En estos días habéis confesado la fe confesando vuestros pecados. Ha sido emocionante ver esta mañana en el Circo Máximo a tantas y tantas personas como mendigos de la misericordia de Dios, como lo hemos vivido también en la peregrinación, en cada uno de nuestros encuentros. Hemos confesado que Jesucristo tiene fuerza y poder para perdonar nuestros pecados.
Ahora hace falta, hermanos, que seamos también confesores de la fe en la plaza pública. Porque si el Señor tiene fuerza y poder para perdonar los pecados en nuestro corazón, y así experimentamos la alegría del perdón, y se nos abren nuestros brazos, y nos reconciliamos y nos queremos, es importante que confesemos que el Señor tiene fuerza y poder para vencer a las estructuras de pecado, que tiene fuerza y poder para vencer al dragón que pasa continuamente su poder a las bestias de este mundo imperialista.
Confesemos nuestra fe, seamos testigos de la victoria de Jesucristo en medio de nuestras actividades cotidianas, y ofrezcamos esta victoria como gracia, como regalo, como don, no queriendo imponer de ninguna manera nuestra fe a nadie, sino regalando gratuitamente la alegría del Evangelio, el vestido blanco de alabanza, el perfume de alegrías, y también esta alianza nueva y eterna que como una diadema nos invita a participar permanentemente en la Eucaristía.

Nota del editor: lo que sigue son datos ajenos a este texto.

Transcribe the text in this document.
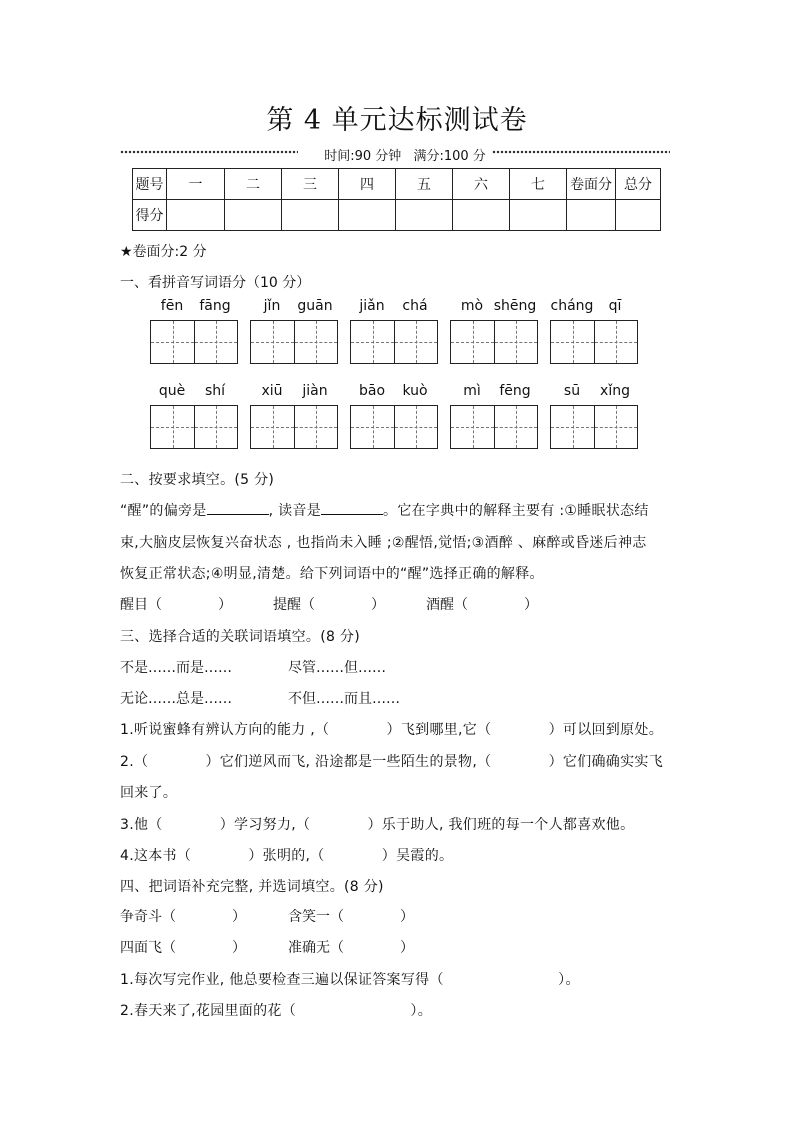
第 4 单元达标测试卷
时间:90 分钟 满分:100 分
题号	一	二	三	四	五	六	七	卷面分	总分
得分									
★卷面分:2 分
一、看拼音写词语分（10 分）
fēn	fāng	jǐn	guān	jiǎn	chá	mò shēng cháng	qī
què	shí	xiū	jiàn	bāo	kuò	mì	fēng	sū	xǐng
二、按要求填空。(5 分)
“醒”的偏旁是	, 读音是	。它在字典中的解释主要有 :①睡眠状态结
束,大脑皮层恢复兴奋状态 , 也指尚未入睡 ;②醒悟,觉悟;③酒醉 、麻醉或昏迷后神志
恢复正常状态;④明显,清楚。给下列词语中的“醒”选择正确的解释。
醒目（　　　　）	提醒（　　　　）	酒醒（　　　　）
三、选择合适的关联词语填空。(8 分)
不是……而是……	尽管……但……
无论……总是……	不但……而且……
1.听说蜜蜂有辨认方向的能力 ,（　　　　）飞到哪里,它（　　　　）可以回到原处。
2.（　　　　）它们逆风而飞, 沿途都是一些陌生的景物,（　　　　）它们确确实实飞
回来了。
3.他（　　　　）学习努力,（　　　　）乐于助人, 我们班的每一个人都喜欢他。
4.这本书（　　　　）张明的,（　　　　）吴霞的。
四、把词语补充完整, 并选词填空。(8 分)
争奇斗（　　　　）	含笑一（　　　　）
四面飞（　　　　）	准确无（　　　　）
1.每次写完作业, 他总要检查三遍以保证答案写得（　　　　　　　　）。
2.春天来了,花园里面的花（　　　　　　　　）。
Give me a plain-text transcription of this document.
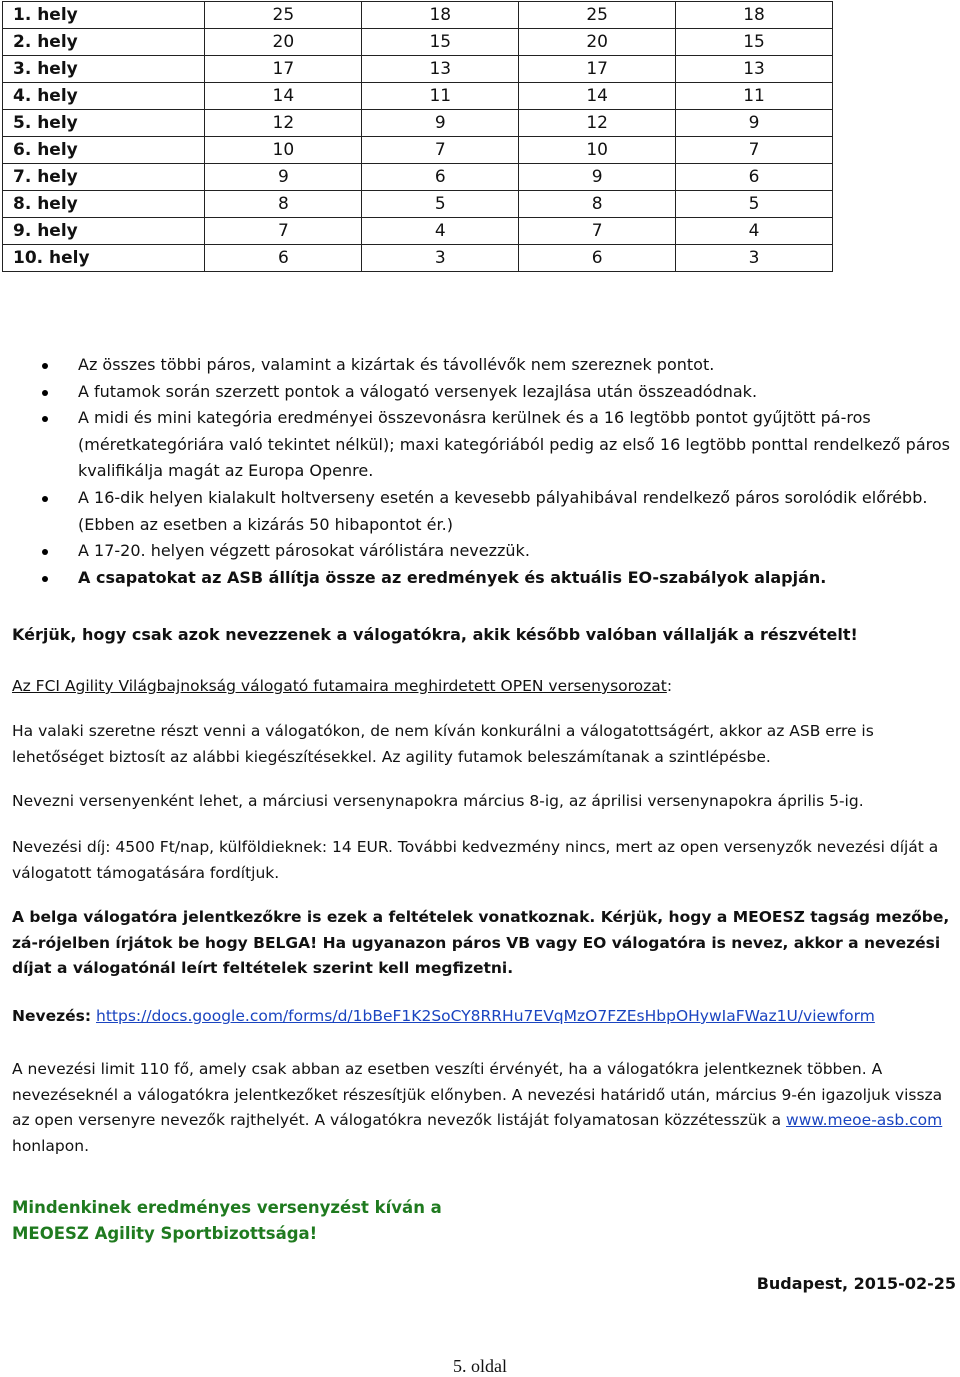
1. hely	25	18	25	18
2. hely	20	15	20	15
3. hely	17	13	17	13
4. hely	14	11	14	11
5. hely	12	9	12	9
6. hely	10	7	10	7
7. hely	9	6	9	6
8. hely	8	5	8	5
9. hely	7	4	7	4
10. hely	6	3	6	3
Az összes többi páros, valamint a kizártak és távollévők nem szereznek pontot.
A futamok során szerzett pontok a válogató versenyek lezajlása után összeadódnak.
A midi és mini kategória eredményei összevonásra kerülnek és a 16 legtöbb pontot gyűjtött pá-ros (méretkategóriára való tekintet nélkül); maxi kategóriából pedig az első 16 legtöbb ponttal rendelkező páros kvalifikálja magát az Europa Openre.
A 16-dik helyen kialakult holtverseny esetén a kevesebb pályahibával rendelkező páros sorolódik előrébb. (Ebben az esetben a kizárás 50 hibapontot ér.)
A 17-20. helyen végzett párosokat várólistára nevezzük.
A csapatokat az ASB állítja össze az eredmények és aktuális EO-szabályok alapján.

Kérjük, hogy csak azok nevezzenek a válogatókra, akik később valóban vállalják a részvételt!

Az FCI Agility Világbajnokság válogató futamaira meghirdetett OPEN versenysorozat:

Ha valaki szeretne részt venni a válogatókon, de nem kíván konkurálni a válogatottságért, akkor az ASB erre is lehetőséget biztosít az alábbi kiegészítésekkel. Az agility futamok beleszámítanak a szintlépésbe.

Nevezni versenyenként lehet, a márciusi versenynapokra március 8-ig, az áprilisi versenynapokra április 5-ig.

Nevezési díj: 4500 Ft/nap, külföldieknek: 14 EUR. További kedvezmény nincs, mert az open versenyzők nevezési díját a válogatott támogatására fordítjuk.

A belga válogatóra jelentkezőkre is ezek a feltételek vonatkoznak. Kérjük, hogy a MEOESZ tagság mezőbe, zá-rójelben írjátok be hogy BELGA! Ha ugyanazon páros VB vagy EO válogatóra is nevez, akkor a nevezési díjat a válogatónál leírt feltételek szerint kell megfizetni.

Nevezés: https://docs.google.com/forms/d/1bBeF1K2SoCY8RRHu7EVqMzO7FZEsHbpOHywIaFWaz1U/viewform

A nevezési limit 110 fő, amely csak abban az esetben veszíti érvényét, ha a válogatókra jelentkeznek többen. A nevezéseknél a válogatókra jelentkezőket részesítjük előnyben. A nevezési határidő után, március 9-én igazoljuk vissza az open versenyre nevezők rajthelyét. A válogatókra nevezők listáját folyamatosan közzétesszük a www.meoe-asb.com honlapon.

Mindenkinek eredményes versenyzést kíván a
MEOESZ Agility Sportbizottsága!

Budapest, 2015-02-25
5. oldal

Volveremos a nuestros lugares de origen para seguir siendo peregrinos, porque esta es nuestra condición, y cada semana haremos un alto en el camino, en la peregrinación, en el domingo, para renovar nuestra unción para el Espíritu Santo, para adorar la presencia real de Jesús en la Eucaristía, para acumular su mismísimo cuerpo, y para ser enviados, enviados para anunciar la paz.
Por eso, amigos, os invito ahora a que gritéis conmigo para que el mundo nos oiga:
Jesús es el Señor
Somos la Iglesia
Jesús es el Señor.
Somos la Iglesia
Queremos la paz en el mundo, queremos la paz en el mundo, queremos la paz en el mundo, Haznos, Señor, instrumentos de tu paz
Somos peregrinos, hermanos, no somos turistas de un turismo espiritual, somos testigos del Evangelio, somos Iglesia en misión, somos sínodo. Bendito y alabado sea nuestro Señor Jesucristo, que en la fuerza del Espíritu Santo nos ha permitido participar en esta liturgia de alabanza.